I am a massive Sheffield United fan and my Dad started taking me when I was five. At first I found the crowds and noise hard to cope with and I was covering my face up with my hood a lot making it hard for me to watch the match. My Dad kept taking me to matches as I liked watching football and eventually I got more comfortable with going. Today I still have my season ticket and we still go to matches. I love watching the Blades and have even been to away games with my Dad or my cousin James.
We also went on our family holiday once a year abroad. I am sensitive to certain smells and I used to cover my face up every time I smelled aeroplane food on flights. Again, like the football matches, my parents kept including me on family holidays and now I like to go on holiday abroad with Charlie every year.
As I got older, family and staff from school decided it would be best if I went to a residential college in Grimsby where I could learn life skills that I would need as an adult. At first I struggled to settle when I was there as I had never lived away from home before. When I did settle though I gained all my qualifications, made loads of friends and learnt how to be independent, eventually living in a student flat with another lad, Iain, who is now my best mate.
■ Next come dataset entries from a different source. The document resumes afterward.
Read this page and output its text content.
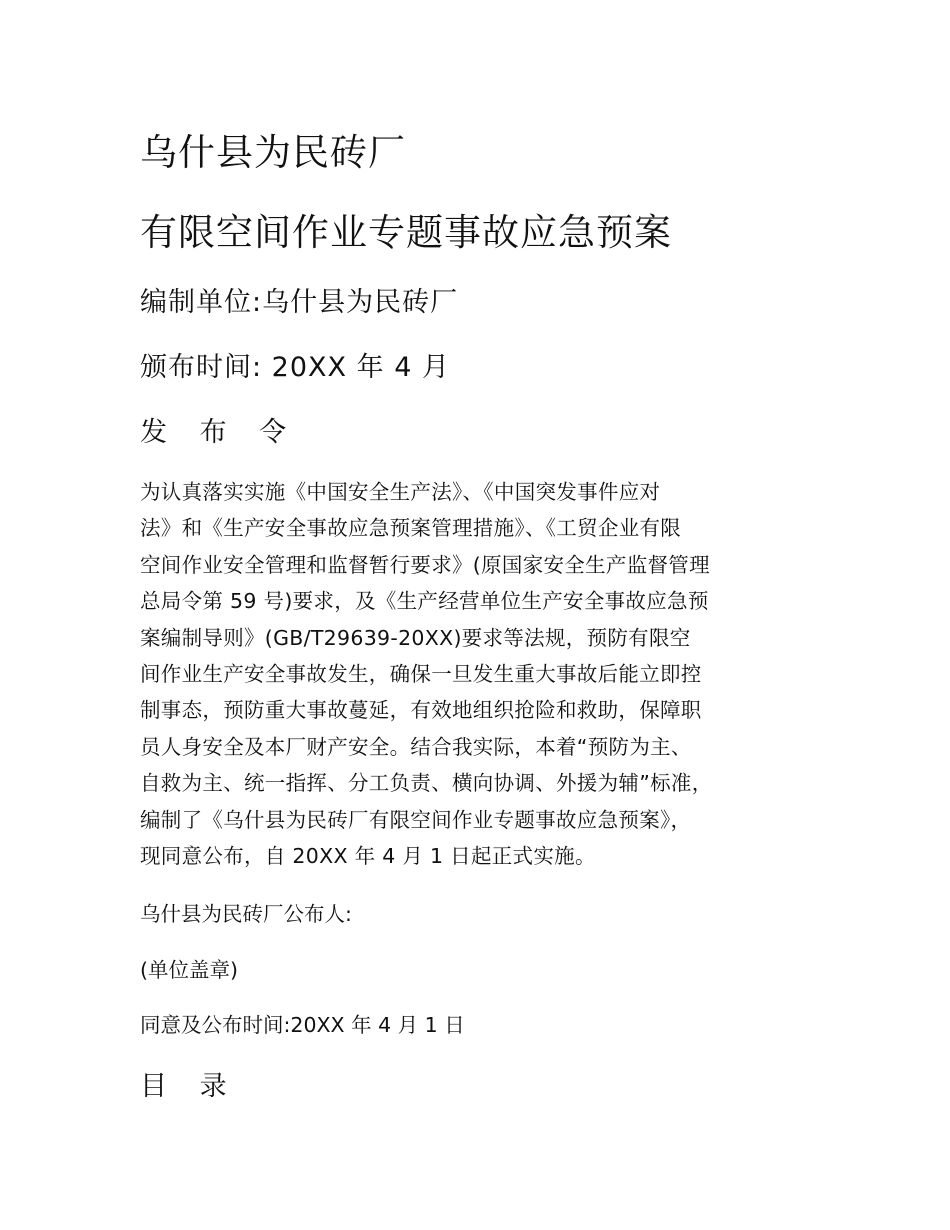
乌什县为民砖厂
有限空间作业专题事故应急预案
编制单位:乌什县为民砖厂
颁布时间: 20XX 年 4 月
发 布 令
为认真落实实施《中国安全生产法》、《中国突发事件应对
法》和《生产安全事故应急预案管理措施》、《工贸企业有限
空间作业安全管理和监督暂行要求》(原国家安全生产监督管理
总局令第 59 号)要求，及《生产经营单位生产安全事故应急预
案编制导则》(GB/T29639-20XX)要求等法规，预防有限空
间作业生产安全事故发生，确保一旦发生重大事故后能立即控
制事态，预防重大事故蔓延，有效地组织抢险和救助，保障职
员人身安全及本厂财产安全。结合我实际，本着“预防为主、
自救为主、统一指挥、分工负责、横向协调、外援为辅”标准，
编制了《乌什县为民砖厂有限空间作业专题事故应急预案》，
现同意公布，自 20XX 年 4 月 1 日起正式实施。
乌什县为民砖厂公布人:
(单位盖章)
同意及公布时间:20XX 年 4 月 1 日
目 录
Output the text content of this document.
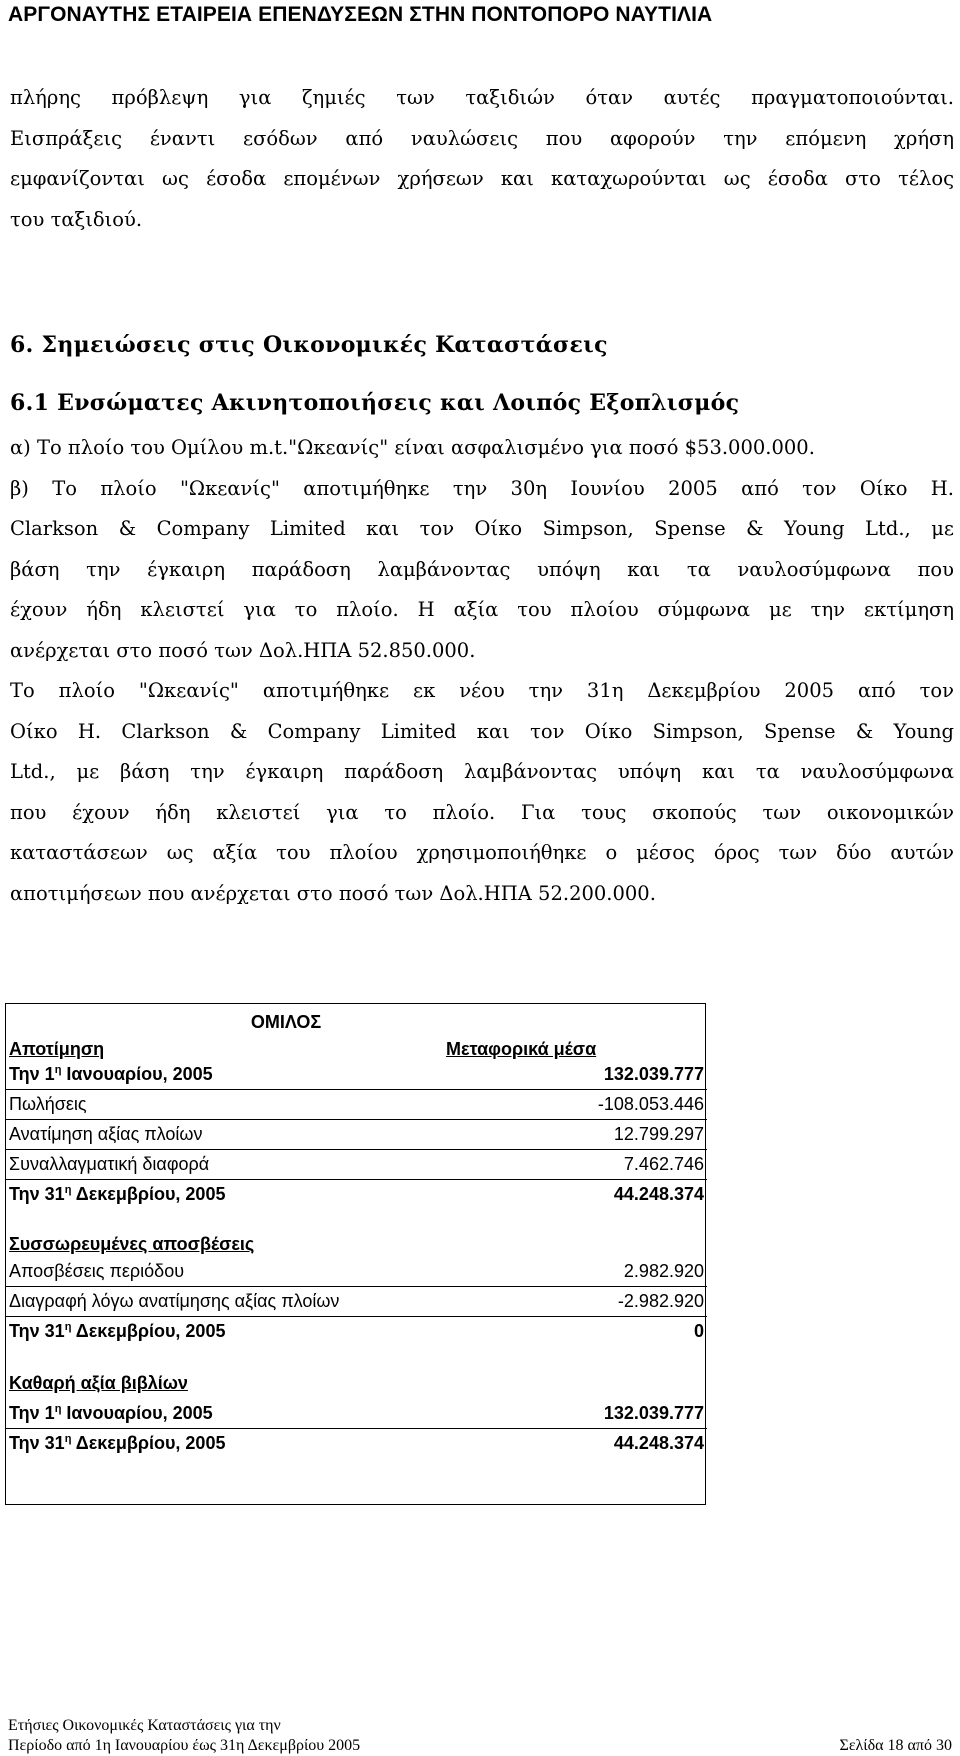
ΑΡΓΟΝΑΥΤΗΣ ΕΤΑΙΡΕΙΑ ΕΠΕΝΔΥΣΕΩΝ ΣΤΗΝ ΠΟΝΤΟΠΟΡΟ ΝΑΥΤΙΛΙΑ
πλήρης πρόβλεψη για ζημιές των ταξιδιών όταν αυτές πραγματοποιούνται.
Εισπράξεις έναντι εσόδων από ναυλώσεις που αφορούν την επόμενη χρήση
εμφανίζονται ως έσοδα επομένων χρήσεων και καταχωρούνται ως έσοδα στο τέλος
του ταξιδιού.
6. Σημειώσεις στις Οικονομικές Καταστάσεις
6.1 Ενσώματες Ακινητοποιήσεις και Λοιπός Εξοπλισμός
α) Το πλοίο του Ομίλου m.t."Ωκεανίς" είναι ασφαλισμένο για ποσό $53.000.000.
β) Το πλοίο "Ωκεανίς" αποτιμήθηκε την 30η Ιουνίου 2005 από τον Οίκο H.
Clarkson & Company Limited και τον Οίκο Simpson, Spense & Young Ltd., με
βάση την έγκαιρη παράδοση λαμβάνοντας υπόψη και τα ναυλοσύμφωνα που
έχουν ήδη κλειστεί για το πλοίο. Η αξία του πλοίου σύμφωνα με την εκτίμηση
ανέρχεται στο ποσό των Δολ.ΗΠΑ 52.850.000.
Το πλοίο "Ωκεανίς" αποτιμήθηκε εκ νέου την 31η Δεκεμβρίου 2005 από τον
Οίκο H. Clarkson & Company Limited και τον Οίκο Simpson, Spense & Young
Ltd., με βάση την έγκαιρη παράδοση λαμβάνοντας υπόψη και τα ναυλοσύμφωνα
που έχουν ήδη κλειστεί για το πλοίο. Για τους σκοπούς των οικονομικών
καταστάσεων ως αξία του πλοίου χρησιμοποιήθηκε ο μέσος όρος των δύο αυτών
αποτιμήσεων που ανέρχεται στο ποσό των Δολ.ΗΠΑ 52.200.000.
ΟΜΙΛΟΣ
Αποτίμηση	Μεταφορικά μέσα
Την $1^\eta$ Ιανουαρίου, 2005	132.039.777
Πωλήσεις	-108.053.446
Ανατίμηση αξίας πλοίων	12.799.297
Συναλλαγματική διαφορά	7.462.746
Την $31^\eta$ Δεκεμβρίου, 2005	44.248.374
Συσσωρευμένες αποσβέσεις
Αποσβέσεις περιόδου	2.982.920
Διαγραφή λόγω ανατίμησης αξίας πλοίων	-2.982.920
Την $31^\eta$ Δεκεμβρίου, 2005	0
Καθαρή αξία βιβλίων
Την $1^\eta$ Ιανουαρίου, 2005	132.039.777
Την $31^\eta$ Δεκεμβρίου, 2005	44.248.374
Ετήσιες Οικονομικές Καταστάσεις για την
Περίοδο από 1η Ιανουαρίου έως 31η Δεκεμβρίου 2005	Σελίδα 18 από 30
I did still go back home for holidays and certain weekends when Sheffield United are playing.
As you can tell from this blog, this has all worked really well for me – but it might not for someone else. That is what I mean by ‘we are all individuals’.
That is how Transforming Care should work for children with learning disabilities, autism or both. It should find a person-centred way for people to live as good a life as possible and that will be different for everyone.
My journey through life is what has worked for me, and on that note I guess it’s back to celebrating my 30th.